Cette devise est aussi celle du Tahoe Film Fest. Depuis sa première édition en 2015, l’événement — qui a reçu en décembre dernier la visite d’Ethan Coen, venu présenter La ballade de Buster Scruggs, réalisé avec son frère Joel — s’est donné pour mission de collecter des fonds pour les SWEP (Sierra Watershed Education Partnerships). «Le but, par l’entremise de cette organisation, est de sensibiliser les nouvelles générations, dès le plus jeune âge, à la protection de l’écosystème fragile du lac Tahoe», confie le directeur du festival, Robert Roussel.
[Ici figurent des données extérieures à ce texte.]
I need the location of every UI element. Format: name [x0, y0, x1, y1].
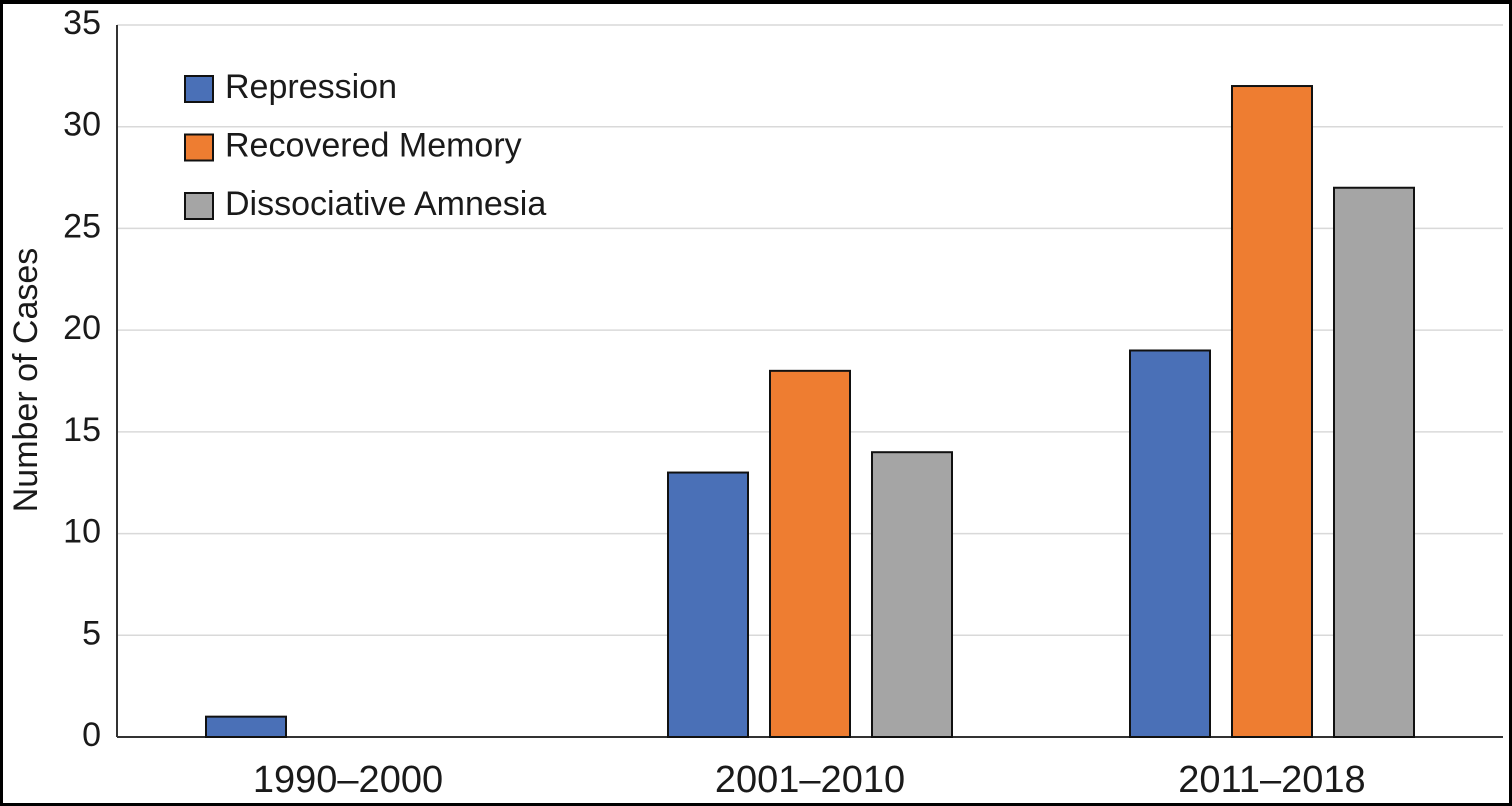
- y-tick-label: 35: [63, 4, 101, 42]
- bar: [769, 369, 851, 738]
- bar: [871, 451, 953, 738]
- x-tick-label: 1990–2000: [253, 759, 443, 801]
- legend-swatch: [184, 75, 214, 103]
- y-tick-label: 20: [63, 309, 101, 347]
- legend-swatch: [184, 192, 214, 220]
- bar: [1333, 186, 1415, 738]
- y-tick-label: 0: [82, 716, 101, 754]
- bar: [667, 471, 749, 738]
- y-tick-label: 5: [82, 614, 101, 652]
- legend-swatch: [184, 133, 214, 162]
- y-tick-label: 10: [63, 513, 101, 551]
- y-tick-label: 30: [63, 106, 101, 144]
- legend-label: Recovered Memory: [225, 126, 522, 164]
- x-tick-label: 2001–2010: [715, 759, 905, 801]
- legend-label: Dissociative Amnesia: [225, 185, 546, 223]
- bar: [205, 715, 287, 739]
- x-tick-label: 2011–2018: [1178, 759, 1365, 801]
- bar: [1129, 349, 1211, 738]
- y-tick-label: 25: [63, 207, 101, 245]
- y-tick-label: 15: [63, 411, 101, 449]
- y-axis-label: Number of Cases: [7, 248, 45, 513]
- bar: [1231, 85, 1313, 739]
- legend-label: Repression: [225, 68, 397, 106]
De son côté, Northstar California, l’une des plus importantes stations de ski dans le bassin-versant du lac, a pris l’engagement de ne plus émettre de gaz à effet de serre et d’éliminer complètement la mise en décharge de déchets d’ici 2030. «Les changements climatiques nous ont obligés à réfléchir aux moyens qui étaient à notre portée pour inverser la tendance», explique Tim Stansell, responsable du développement durable pour la compagnie Vail Resorts, qui possède une dizaine de stations de ski aux États-Unis, dont trois sur les rives du lac Tahoe (Northstar, Heavenly et Kirkwood).
En attendant d’atteindre son objectif, Northstar California a équipé ses canons à neige de têtes capables de produire des flocons à des températures plus élevées. Depuis 1910, le nombre de jours où l’air reste sous le point de congélation a considérablement diminué dans la région, entraînant une baisse d’environ 20% des précipitations neigeuses. Le lac s’est aussi réchauffé, menaçant sa clarté légendaire, malgré les efforts pour rendre sa grandeur à ce joyau aux eaux cristallines. À Tahoe comme ailleurs, le réchauffement climatique n’est pas une simple théorie, encore moins une fake news.